In Therapie zu sein, ist weder eine Red noch eine Green Flag
In manchen Ländern gehört es zum guten Ton, beim ersten Date Therapie-Erfahrung anzugeben. Doch Sitzungen beim Psychotherapeuten allein sind nicht entscheidend.
Der Instagrammer Michael Schneider, besser bekannt als «Balloon Guy», sorgte 2021 mit einem Post für Aufruhr. Er forderte seine Follower auf, ihm statt Nacktbildern eine Rechnung ihres Therapeuten zu schicken.
Dies sollte als Beweis dafür dienen, dass sie an sich arbeiten. Jene Aussage löste eine hitzige Debatte über die Rolle der Psychotherapie in Beziehungen aus.
Vermehrt positive Reaktionen auf das Thema Therapie
Drei Jahre später ist das Thema aktueller denn je und eine Umfrage der Dating-App Pure zeigt: Die Hälfte aller Befragten findet es attraktiv, wenn beim ersten Date das Thema Therapie zur Sprache kommt.
Dies ist ein deutlicher Anstieg im Vergleich zu früheren Jahren und ein Zeichen für einen Kulturwandel.
Auf dem Pfad der Selbstoptimierung
In den USA gehört der regelmässige Besuch beim Psychiater schon lange zum Alltag vieler Menschen. In Grossbritannien hingegen war dies lange Zeit stigmatisiert und galt als Eingeständnis persönlicher Schwäche oder gar geistiger Instabilität.
Heute wird offen darüber gesprochen und Therapie sogar gefeiert. Gespräche über psychische Gesundheit sind mittlerweile allgegenwärtig – sei es in Schulen, am Arbeitsplatz oder in Partnerschaften.
Schneiders Instagram-Post hat allerdings eines verdeutlicht. Die Teilnahme an einer Therapie scheint mittlerweile fast schon Voraussetzung für eine erfolgreiche Beziehung zu sein.
Die dunkle Seite der Heilung
Doch nicht jeder hat Zugang zu Therapieangeboten. In Grossbritannien etwa ist es nach wie vor schwierig, einen Therapieplatz zu bekommen, und private Angebote sind oft unerschwinglich.
Eine Forderung danach, dass jeder vor der Partnersuche eine Therapie absolvieren sollte, schliesst somit viele Menschen aus. Hierbei spielen nicht nur finanzielle Gründe eine Rolle.
Eine Psychotherapie erfordert auch die mentale Stärke und Bereitschaft zur Auseinandersetzung mit den eigenen Problemen. Je nach Lebenssituation kann das keinesfalls jedem abverlangt werden.

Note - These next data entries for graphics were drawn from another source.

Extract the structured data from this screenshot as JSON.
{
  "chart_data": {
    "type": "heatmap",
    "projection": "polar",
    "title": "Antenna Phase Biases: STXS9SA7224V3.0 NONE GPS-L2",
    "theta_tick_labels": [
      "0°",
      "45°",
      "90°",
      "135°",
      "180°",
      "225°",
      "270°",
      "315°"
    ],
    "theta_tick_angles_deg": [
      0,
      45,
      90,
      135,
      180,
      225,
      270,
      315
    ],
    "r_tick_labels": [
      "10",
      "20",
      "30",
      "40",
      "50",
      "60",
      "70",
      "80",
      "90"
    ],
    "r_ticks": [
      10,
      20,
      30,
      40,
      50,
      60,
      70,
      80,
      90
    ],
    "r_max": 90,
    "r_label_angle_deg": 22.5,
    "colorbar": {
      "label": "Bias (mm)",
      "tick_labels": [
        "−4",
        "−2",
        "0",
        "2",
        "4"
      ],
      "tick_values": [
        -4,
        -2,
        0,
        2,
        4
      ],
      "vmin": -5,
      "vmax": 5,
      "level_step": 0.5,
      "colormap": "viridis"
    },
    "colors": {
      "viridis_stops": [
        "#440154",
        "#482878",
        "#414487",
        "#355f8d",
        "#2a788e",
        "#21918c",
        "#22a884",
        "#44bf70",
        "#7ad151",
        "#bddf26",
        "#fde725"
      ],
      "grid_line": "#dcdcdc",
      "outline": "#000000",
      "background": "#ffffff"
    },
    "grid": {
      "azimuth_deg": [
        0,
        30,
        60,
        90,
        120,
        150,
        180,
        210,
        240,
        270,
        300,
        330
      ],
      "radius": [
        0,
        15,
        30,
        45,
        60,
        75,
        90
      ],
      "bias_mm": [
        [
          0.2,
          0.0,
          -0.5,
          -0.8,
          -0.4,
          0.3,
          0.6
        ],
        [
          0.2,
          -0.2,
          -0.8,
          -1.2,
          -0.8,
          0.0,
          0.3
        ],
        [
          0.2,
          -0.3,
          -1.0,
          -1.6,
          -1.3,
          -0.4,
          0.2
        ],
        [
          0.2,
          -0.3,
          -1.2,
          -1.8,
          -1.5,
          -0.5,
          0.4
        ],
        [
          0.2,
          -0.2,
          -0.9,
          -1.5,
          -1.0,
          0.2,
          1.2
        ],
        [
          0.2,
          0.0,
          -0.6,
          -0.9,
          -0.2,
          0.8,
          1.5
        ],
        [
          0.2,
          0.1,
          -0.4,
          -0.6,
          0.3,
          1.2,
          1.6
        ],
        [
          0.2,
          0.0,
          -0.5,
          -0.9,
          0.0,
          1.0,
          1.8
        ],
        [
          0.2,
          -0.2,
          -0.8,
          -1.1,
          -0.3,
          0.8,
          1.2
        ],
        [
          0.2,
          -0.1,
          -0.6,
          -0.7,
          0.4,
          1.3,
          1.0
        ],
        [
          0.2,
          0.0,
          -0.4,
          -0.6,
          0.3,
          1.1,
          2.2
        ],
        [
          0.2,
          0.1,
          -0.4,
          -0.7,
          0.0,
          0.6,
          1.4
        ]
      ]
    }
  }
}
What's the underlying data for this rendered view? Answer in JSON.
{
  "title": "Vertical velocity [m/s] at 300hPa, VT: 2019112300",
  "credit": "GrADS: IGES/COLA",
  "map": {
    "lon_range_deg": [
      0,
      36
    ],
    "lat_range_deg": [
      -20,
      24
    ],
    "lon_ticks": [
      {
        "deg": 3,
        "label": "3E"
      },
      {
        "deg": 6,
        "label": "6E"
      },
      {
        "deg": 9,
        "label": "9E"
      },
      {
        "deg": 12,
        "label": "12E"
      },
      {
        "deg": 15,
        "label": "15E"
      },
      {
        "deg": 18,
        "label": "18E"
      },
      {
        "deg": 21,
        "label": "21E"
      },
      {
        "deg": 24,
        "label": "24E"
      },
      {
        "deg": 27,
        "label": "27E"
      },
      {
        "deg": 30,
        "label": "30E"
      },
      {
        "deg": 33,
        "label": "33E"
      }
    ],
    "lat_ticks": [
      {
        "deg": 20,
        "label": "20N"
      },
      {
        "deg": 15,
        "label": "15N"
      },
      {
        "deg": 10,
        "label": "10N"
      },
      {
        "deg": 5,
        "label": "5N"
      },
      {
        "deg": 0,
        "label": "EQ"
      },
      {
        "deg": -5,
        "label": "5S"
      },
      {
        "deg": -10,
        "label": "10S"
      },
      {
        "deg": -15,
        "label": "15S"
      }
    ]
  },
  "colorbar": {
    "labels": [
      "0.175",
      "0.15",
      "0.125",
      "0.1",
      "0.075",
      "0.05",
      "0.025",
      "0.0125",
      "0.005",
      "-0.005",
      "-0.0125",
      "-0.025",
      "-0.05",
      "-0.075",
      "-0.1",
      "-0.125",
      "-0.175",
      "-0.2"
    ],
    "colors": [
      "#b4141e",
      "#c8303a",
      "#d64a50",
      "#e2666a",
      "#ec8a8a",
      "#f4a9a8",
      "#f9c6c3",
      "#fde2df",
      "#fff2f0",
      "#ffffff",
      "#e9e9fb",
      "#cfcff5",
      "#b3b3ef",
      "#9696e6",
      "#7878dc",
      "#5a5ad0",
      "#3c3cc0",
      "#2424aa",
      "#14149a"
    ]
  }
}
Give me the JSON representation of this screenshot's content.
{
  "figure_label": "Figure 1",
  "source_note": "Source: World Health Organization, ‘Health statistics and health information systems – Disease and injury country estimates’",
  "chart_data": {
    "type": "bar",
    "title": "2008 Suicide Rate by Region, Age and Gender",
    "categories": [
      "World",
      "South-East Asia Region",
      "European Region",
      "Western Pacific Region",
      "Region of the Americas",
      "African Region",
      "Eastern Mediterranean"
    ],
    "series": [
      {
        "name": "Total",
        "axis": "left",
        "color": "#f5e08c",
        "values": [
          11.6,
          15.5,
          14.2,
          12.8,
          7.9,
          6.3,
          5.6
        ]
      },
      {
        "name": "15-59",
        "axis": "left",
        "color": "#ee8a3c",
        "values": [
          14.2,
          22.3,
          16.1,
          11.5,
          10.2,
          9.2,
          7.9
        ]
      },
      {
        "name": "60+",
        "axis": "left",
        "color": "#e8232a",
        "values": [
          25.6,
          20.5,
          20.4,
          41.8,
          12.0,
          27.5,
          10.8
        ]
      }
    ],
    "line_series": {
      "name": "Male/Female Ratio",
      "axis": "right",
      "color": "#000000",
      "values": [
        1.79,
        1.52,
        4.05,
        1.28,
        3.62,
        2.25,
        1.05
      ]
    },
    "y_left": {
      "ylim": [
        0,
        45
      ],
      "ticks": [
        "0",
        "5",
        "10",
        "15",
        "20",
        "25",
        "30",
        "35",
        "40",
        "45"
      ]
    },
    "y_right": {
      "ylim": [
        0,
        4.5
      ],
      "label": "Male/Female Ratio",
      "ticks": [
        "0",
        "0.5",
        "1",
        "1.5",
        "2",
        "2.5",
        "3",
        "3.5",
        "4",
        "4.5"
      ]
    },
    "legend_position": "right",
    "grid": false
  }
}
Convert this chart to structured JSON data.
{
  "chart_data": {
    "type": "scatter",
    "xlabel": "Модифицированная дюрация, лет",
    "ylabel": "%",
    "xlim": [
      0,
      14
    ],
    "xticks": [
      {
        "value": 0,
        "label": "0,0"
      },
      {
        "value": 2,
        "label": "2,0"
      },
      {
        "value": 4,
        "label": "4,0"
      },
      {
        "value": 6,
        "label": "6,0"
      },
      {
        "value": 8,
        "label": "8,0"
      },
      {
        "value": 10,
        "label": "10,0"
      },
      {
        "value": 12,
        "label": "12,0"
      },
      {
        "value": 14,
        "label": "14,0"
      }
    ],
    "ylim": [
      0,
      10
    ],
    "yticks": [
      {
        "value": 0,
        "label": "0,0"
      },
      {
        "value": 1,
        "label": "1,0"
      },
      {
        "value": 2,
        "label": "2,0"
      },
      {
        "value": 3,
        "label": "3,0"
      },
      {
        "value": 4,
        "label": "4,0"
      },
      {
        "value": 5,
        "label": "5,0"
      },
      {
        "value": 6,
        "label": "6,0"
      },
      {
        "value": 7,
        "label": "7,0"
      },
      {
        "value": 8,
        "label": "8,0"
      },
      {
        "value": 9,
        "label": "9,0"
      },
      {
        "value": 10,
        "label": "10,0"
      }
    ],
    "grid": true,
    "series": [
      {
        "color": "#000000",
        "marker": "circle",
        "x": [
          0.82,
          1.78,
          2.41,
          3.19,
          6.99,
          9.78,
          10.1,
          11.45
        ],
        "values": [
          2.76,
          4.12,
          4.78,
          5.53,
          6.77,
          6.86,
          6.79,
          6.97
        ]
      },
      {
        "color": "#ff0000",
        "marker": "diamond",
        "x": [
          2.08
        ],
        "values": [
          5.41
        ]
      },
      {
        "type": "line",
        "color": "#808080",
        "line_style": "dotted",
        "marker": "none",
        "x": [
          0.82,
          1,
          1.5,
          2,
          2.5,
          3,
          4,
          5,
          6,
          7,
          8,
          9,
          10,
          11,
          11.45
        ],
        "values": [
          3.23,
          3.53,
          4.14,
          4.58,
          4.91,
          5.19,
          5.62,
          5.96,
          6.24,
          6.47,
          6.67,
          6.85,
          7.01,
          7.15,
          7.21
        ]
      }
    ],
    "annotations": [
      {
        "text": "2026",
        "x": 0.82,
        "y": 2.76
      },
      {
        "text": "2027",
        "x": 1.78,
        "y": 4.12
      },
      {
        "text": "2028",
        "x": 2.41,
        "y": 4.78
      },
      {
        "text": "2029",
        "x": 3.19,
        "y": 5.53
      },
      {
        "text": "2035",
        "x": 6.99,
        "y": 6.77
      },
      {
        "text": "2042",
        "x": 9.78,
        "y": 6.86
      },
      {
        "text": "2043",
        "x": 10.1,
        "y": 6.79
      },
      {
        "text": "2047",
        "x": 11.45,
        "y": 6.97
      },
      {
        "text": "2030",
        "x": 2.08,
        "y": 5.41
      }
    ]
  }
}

Liebe dich selbst? Einfacher gesagt als getan
RuPauls berühmtes Zitat «Wenn du dich selbst nicht lieben kannst, wie zum Teufel willst du jemand anderen lieben?» trifft bei vielen Menschen mit psychischen Erkrankungen auf taube Ohren.
Sie finden es oft leichter, andere zu lieben als sich selbst, und erfahren in dieser Liebe sogar Heilung.
Therapiesprache als Waffe?
Eine Therapie garantiert zudem noch lange keine erfolgreiche Partnerschaft. Einige nutzen die Sprache der Psychotherapeuten sogar dazu, ihre problematischen Verhaltensweisen zu rechtfertigen – ein Trend, der zunehmend Sorge bereitet.
Seien Sie einfach Sie selbst
Wir streben alle danach, die optimale Version von uns selbst zu sein und in unseren Beziehungen das Beste zu geben. Doch sollten wir uns davon verabschieden, dass eine Therapie moralisch überlegen ist.
Man muss nicht ständig an sich arbeiten oder sich verbessern, um Liebe zu verdienen. Es reicht völlig aus, man selbst zu sein und sich Mühe zu geben.